REPORT
Most power generation projects are delayed, but predictive models sharpen capacity addition forecasts
For completed projects, our preliminary models when run on historical data forecast within 3% of the actual capacity that went into operation each month on average — a vast improvement on the 30% margin of error in developer estimates.
What's the issue?
Power generation projects that entered operation in the past five years have been about five months behind developer expectations on average; that constitutes 100,000 MW of delayed capacity and 65% of the total capacity during this time period.
Why does it matter?
These projects are an important aspect of America’s evolving energy landscape, and their operational dates impact commodity markets with rippling effects throughout the value chain.
How can Arbo help?
Arbo is developing solutions to align expectations with reality when it comes to capacity additions. For completed projects, our preliminary models when run on historical data forecast within 3% of the actual capacity that went into operation each month on average — a vast improvement on the 30% margin of error in developer estimates.
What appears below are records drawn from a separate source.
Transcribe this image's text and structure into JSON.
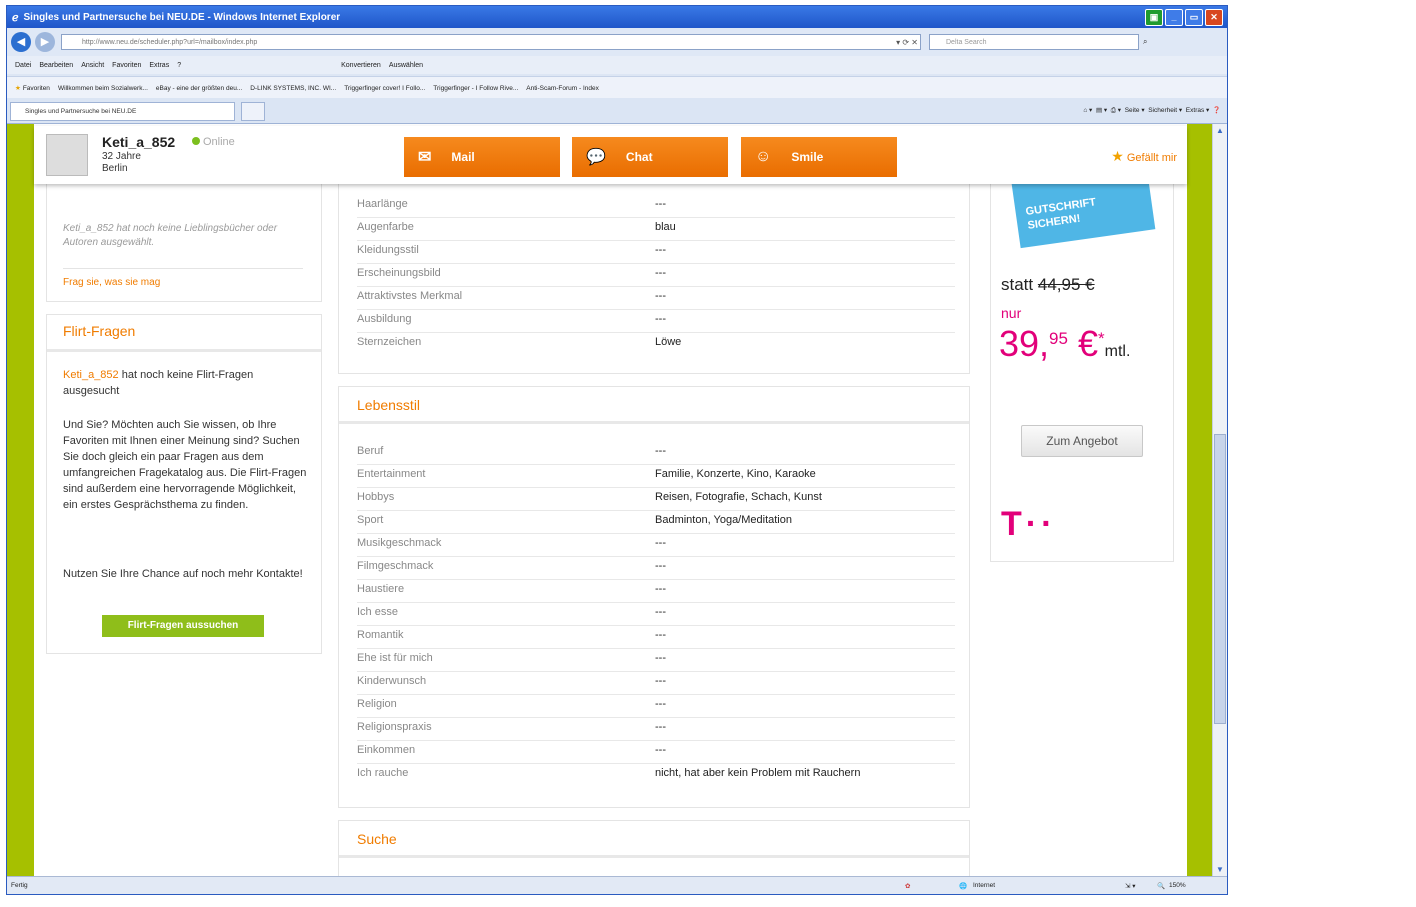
{
  "window": {
    "title": "Singles und Partnersuche bei NEU.DE - Windows Internet Explorer",
    "address": "http://www.neu.de/scheduler.php?url=/mailbox/index.php",
    "search_placeholder": "Delta Search"
  },
  "menu": [
    "Datei",
    "Bearbeiten",
    "Ansicht",
    "Favoriten",
    "Extras",
    "?",
    "Konvertieren",
    "Auswählen"
  ],
  "favorites": {
    "label": "Favoriten",
    "items": [
      "Willkommen beim Sozialwerk...",
      "eBay - eine der größten deu...",
      "D-LINK SYSTEMS, INC. WI...",
      "Triggerfinger cover! I Follo...",
      "Triggerfinger - I Follow Rive...",
      "Anti-Scam-Forum - Index"
    ]
  },
  "tab": {
    "title": "Singles und Partnersuche bei NEU.DE"
  },
  "commandbar": [
    "Seite",
    "Sicherheit",
    "Extras"
  ],
  "profile": {
    "name": "Keti_a_852",
    "online": "Online",
    "age": "32 Jahre",
    "city": "Berlin",
    "buttons": {
      "mail": "Mail",
      "chat": "Chat",
      "smile": "Smile"
    },
    "like": "Gefällt mir"
  },
  "left": {
    "books_text": "Keti_a_852 hat noch keine Lieblingsbücher oder Autoren ausgewählt.",
    "books_link": "Frag sie, was sie mag",
    "flirt_title": "Flirt-Fragen",
    "flirt_name": "Keti_a_852",
    "flirt_line1": "hat noch keine Flirt-Fragen ausgesucht",
    "flirt_para2": "Und Sie? Möchten auch Sie wissen, ob Ihre Favoriten mit Ihnen einer Meinung sind? Suchen Sie doch gleich ein paar Fragen aus dem umfangreichen Fragekatalog aus. Die Flirt-Fragen sind außerdem eine hervorragende Möglichkeit, ein erstes Gesprächsthema zu finden.",
    "flirt_para3": "Nutzen Sie Ihre Chance auf noch mehr Kontakte!",
    "flirt_button": "Flirt-Fragen aussuchen"
  },
  "appearance": [
    {
      "label": "Haarlänge",
      "value": "---"
    },
    {
      "label": "Augenfarbe",
      "value": "blau"
    },
    {
      "label": "Kleidungsstil",
      "value": "---"
    },
    {
      "label": "Erscheinungsbild",
      "value": "---"
    },
    {
      "label": "Attraktivstes Merkmal",
      "value": "---"
    },
    {
      "label": "Ausbildung",
      "value": "---"
    },
    {
      "label": "Sternzeichen",
      "value": "Löwe"
    }
  ],
  "lifestyle": {
    "title": "Lebensstil",
    "rows": [
      {
        "label": "Beruf",
        "value": "---"
      },
      {
        "label": "Entertainment",
        "value": "Familie, Konzerte, Kino, Karaoke"
      },
      {
        "label": "Hobbys",
        "value": "Reisen, Fotografie, Schach, Kunst"
      },
      {
        "label": "Sport",
        "value": "Badminton, Yoga/Meditation"
      },
      {
        "label": "Musikgeschmack",
        "value": "---"
      },
      {
        "label": "Filmgeschmack",
        "value": "---"
      },
      {
        "label": "Haustiere",
        "value": "---"
      },
      {
        "label": "Ich esse",
        "value": "---"
      },
      {
        "label": "Romantik",
        "value": "---"
      },
      {
        "label": "Ehe ist für mich",
        "value": "---"
      },
      {
        "label": "Kinderwunsch",
        "value": "---"
      },
      {
        "label": "Religion",
        "value": "---"
      },
      {
        "label": "Religionspraxis",
        "value": "---"
      },
      {
        "label": "Einkommen",
        "value": "---"
      },
      {
        "label": "Ich rauche",
        "value": "nicht, hat aber kein Problem mit Rauchern"
      }
    ]
  },
  "search_section": {
    "title": "Suche"
  },
  "ad": {
    "badge_line1": "GUTSCHRIFT",
    "badge_line2": "SICHERN!",
    "statt": "statt",
    "old_price": "44,95 €",
    "nur": "nur",
    "price_main": "39,",
    "price_cents": "95",
    "price_currency": "€",
    "price_star": "*",
    "price_unit": "mtl.",
    "button": "Zum Angebot",
    "logo": "T··"
  },
  "status": {
    "left": "Fertig",
    "zone": "Internet",
    "zoom": "150%"
  }
}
Background: Arbo’s Project Data Expertise And Data Engineering Capabilities
Arbo leverages almost a decade of data and software engineering experience in the energy domain to automate the extraction, structuring, and storage of critical data from public sources. This eliminates the need for our customers — project teams, commodity traders and marketers, and energy regulatory bodies — to manually compile and parse data from federal and state government websites, legal filings, company press releases, and other disaggregated sources.
Arbo’s data acquisition system extracts new and historical project information spanning more than two decades, standardizes data points and structures from the various sources, imputes missing data, and identifies essential parameters. The collected data is stored in our cloud-based data warehouse to enable internal analysis by in-house subject matter experts, predictive modeling by our data scientists, and seamless integration with third-party entities via API.
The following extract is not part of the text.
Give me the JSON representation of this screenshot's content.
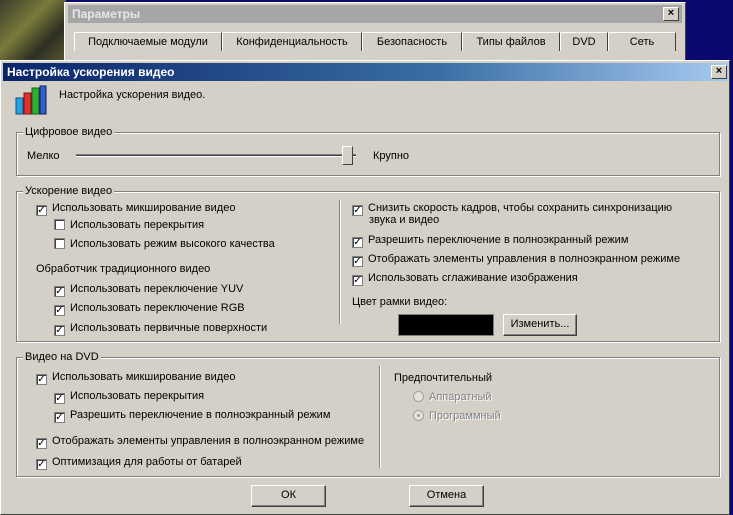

Assembling A Generation Project Dataset
Arbo engineers systematically analyze each iteration of relevant regulatory filings submitted by power generation project developers and derive uniquely identifying project attributes in order to join data from new and historical filings.
Once assembled, this data allows us to visualize regulatory, permitting, and construction timelines of each project planned in the past two decades.
* Unique generator identifier as extracted from EIA filings
The aggregation of timelines for a subset of completed and in-progress projects allows for the statistical analysis of low, median, and high phase durations as seen in the sample graph below.
Arbo can perform these aggregate analyses on any subset of projects, sliced by one or many parameters, such as location, balancing authority, nameplate capacity, and technology.
Project developers are required to file estimated operational dates for planned power generators at electric power plants with at least 1 megawatt (MW) of combined nameplate capacity. By factoring in reported nameplate capacity, the expected timing of cumulative capacity additions can be visualized.
Data Shows Projects Are Delayed
While historical project timelines and developer-provided estimates offer a useful starting
point for operational date forecasting, they often fail to represent realistic timelines that can be impacted by factors such as regulatory, market, and litigation events. An examination of operational dates of projects completed in the past five years demonstrates this disconnect and illuminates the disparity between estimated and actual operational dates. As shown in the below chart, projects are now delayed an average of five months when compared to their initial developer-provided estimates.
Layering in the nameplate capacities of these projects, we can see the cumulative effect on the nation’s power generation capabilities.
The shaded blue section above highlights the cumulative generation capacity that remained non-operational beyond estimated operational dates. A staggering 100,000 MW of generation capacity that has gone into operation since the beginning of 2018 was delayed by a month or more, constituting a substantial 65% of the total capacity additions for that period.
This graph doesn’t account for 60,000 MW of capacity represented by the many delayed projects that were supposed to be in operation today, but are not yet — shown in the visualization below.
Predictive Models Align Expectation to Reality
Arbo’s predictive models utilize all of this historical project timing data to increase accuracy of operational date forecasts for currently planned generation projects and cumulative monthly capacity additions. By using a series of regression models, we were able to accurately predict the difference between the original planned and actual in-service dates on a project-by-project basis for historic planned generation facilities going into service from 2018 forward. That difference was then aggregated across all projects to arrive at Arbo’s predicted capacity buildup. Our analysis revealed project developers estimated an average of 30% more monthly capacity going into operation than actual, but our model comes within 3% for the same dataset.
We can now apply this model to forecast commercial operation dates for projects that are currently planned, but not yet in operation. Preliminarily, we are projecting less capacity coming online on a monthly basis than the project developers have forecasted, which closely follows the trend seen in our data analysis and the model’s associated prediction of historic capacity additions.
Conclusion
The ability to build power generation infrastructure is critical to net zero goals, and accurate capacity addition timing is critical to energy commerce — so project delays are of concern to Arbo and many of our customers throughout the value chain.
Our preliminary predictive model has demonstrated a vast improvement on developer in-service estimates for historical project data, and we’ve now begun to forecast in-progress projects to support these clients.